# Hendrix bending lesson



## dolphinstreet (Sep 11, 2006)

I create some video lessons on my website whenever I can find the time, and I have new one today I'd like to share with you.

Here's how I play this cool sounding Jimi Hendrix style lick. It is a bit tricky to play cleanly, but it sure sounds great when you get it right.


Bending Lick Hendrix style

It also sounds great with some fuzz or distortion - I am using a clean tone on this video.
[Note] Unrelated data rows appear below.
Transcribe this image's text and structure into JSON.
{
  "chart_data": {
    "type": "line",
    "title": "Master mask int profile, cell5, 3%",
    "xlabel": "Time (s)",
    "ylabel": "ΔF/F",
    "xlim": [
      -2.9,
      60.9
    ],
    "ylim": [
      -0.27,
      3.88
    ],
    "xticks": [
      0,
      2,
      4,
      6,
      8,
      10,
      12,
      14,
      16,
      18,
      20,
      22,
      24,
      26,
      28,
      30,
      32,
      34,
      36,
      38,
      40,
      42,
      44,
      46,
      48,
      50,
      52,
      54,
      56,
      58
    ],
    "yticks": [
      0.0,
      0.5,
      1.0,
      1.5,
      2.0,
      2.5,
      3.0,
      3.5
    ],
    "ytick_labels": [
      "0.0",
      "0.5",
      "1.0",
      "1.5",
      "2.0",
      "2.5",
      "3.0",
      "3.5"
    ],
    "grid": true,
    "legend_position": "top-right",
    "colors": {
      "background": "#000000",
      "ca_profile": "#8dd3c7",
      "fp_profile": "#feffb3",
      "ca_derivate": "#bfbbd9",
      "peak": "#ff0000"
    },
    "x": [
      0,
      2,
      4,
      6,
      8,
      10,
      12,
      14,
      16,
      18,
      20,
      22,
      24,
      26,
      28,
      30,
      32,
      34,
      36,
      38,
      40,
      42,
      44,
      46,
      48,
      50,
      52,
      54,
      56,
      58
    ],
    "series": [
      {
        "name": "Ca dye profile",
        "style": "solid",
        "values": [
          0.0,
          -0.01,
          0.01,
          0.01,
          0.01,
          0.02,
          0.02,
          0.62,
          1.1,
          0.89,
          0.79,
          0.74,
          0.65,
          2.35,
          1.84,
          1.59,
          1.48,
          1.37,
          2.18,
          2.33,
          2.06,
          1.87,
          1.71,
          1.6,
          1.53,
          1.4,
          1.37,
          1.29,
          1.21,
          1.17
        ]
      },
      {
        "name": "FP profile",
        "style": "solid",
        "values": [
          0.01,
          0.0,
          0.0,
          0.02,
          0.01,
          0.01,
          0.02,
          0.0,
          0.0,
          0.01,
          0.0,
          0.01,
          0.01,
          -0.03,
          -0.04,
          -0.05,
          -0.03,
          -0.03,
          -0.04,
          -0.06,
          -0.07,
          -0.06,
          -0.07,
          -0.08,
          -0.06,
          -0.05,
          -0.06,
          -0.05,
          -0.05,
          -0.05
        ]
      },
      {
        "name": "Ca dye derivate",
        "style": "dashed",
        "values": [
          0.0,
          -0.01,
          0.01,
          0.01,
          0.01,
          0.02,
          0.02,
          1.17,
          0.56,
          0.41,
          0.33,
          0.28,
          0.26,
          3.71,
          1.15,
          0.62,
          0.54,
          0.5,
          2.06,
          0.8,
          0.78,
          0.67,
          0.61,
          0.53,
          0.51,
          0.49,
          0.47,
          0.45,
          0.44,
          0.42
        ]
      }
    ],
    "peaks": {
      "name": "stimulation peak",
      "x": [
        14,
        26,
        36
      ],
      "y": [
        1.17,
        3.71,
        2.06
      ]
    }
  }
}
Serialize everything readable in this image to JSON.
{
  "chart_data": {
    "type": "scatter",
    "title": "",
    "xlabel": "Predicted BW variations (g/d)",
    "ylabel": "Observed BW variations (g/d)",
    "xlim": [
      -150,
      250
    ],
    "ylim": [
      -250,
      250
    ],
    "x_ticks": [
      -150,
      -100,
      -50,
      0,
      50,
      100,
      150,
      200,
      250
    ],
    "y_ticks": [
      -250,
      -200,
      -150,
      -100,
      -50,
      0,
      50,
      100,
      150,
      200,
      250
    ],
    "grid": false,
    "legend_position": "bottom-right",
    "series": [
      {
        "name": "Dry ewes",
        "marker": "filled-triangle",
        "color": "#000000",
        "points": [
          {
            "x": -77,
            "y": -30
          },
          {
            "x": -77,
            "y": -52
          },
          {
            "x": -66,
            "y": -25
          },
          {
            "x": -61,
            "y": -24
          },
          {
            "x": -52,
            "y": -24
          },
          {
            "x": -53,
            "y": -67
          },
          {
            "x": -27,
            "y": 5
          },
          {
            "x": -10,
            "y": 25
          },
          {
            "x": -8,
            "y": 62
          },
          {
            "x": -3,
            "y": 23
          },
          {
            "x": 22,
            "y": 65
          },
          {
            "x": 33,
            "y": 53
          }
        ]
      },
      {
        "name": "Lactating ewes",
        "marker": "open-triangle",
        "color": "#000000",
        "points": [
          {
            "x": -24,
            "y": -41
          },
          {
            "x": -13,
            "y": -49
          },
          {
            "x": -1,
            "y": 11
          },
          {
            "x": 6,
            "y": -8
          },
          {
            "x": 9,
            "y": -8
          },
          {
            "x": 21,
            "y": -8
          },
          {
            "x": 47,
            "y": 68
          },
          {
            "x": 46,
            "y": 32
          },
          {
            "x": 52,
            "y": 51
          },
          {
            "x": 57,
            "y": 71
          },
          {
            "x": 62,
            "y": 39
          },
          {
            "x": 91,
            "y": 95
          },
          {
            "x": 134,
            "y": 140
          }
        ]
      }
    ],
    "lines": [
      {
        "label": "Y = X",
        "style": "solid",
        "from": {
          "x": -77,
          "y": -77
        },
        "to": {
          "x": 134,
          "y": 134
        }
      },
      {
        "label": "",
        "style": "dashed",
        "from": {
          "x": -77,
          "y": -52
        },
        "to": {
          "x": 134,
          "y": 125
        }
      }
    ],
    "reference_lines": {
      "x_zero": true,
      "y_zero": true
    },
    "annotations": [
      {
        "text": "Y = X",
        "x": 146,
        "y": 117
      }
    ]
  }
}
Enjoy, and feel free to download the clip and share with your friends.


----------



## jcayer (Mar 25, 2007)

Wow,

Thanks !!! there is very good stuff in there...

:food-smiley-004:


----------



## axestronomer (Mar 1, 2007)

Thanks for that! One step closer to playing Hendrix is always a good thing. Kudos to your web site it has now been added to my favorites. I'll be on it for the next while learning the info you have on there!


----------



## lolligagger (Feb 4, 2006)

Good job on the whole web site...I will definitely come back to check out some more of your video lessons.


----------



## dolphinstreet (Sep 11, 2006)

Glad you like it, guys! I post new videos/video lessons whenever I have time.


----------



## I_cant_play (Jun 26, 2006)

hey thanks. never seen that technique before...bend up one one string a release on another. It's pretty tricky.


----------



## elcabong (Mar 6, 2006)

Thanks for the lesson; that's a nice web site you got there!


----------



## Jim Jones (Sep 18, 2006)

That's cool - thanks for sharing!

It's funny, as soon as I heard the lick you were featuring I pictured B&W footage of the Experience in Stockholm with Jimi playing "Red House" on his white SG Custom. :smile:

Jim


----------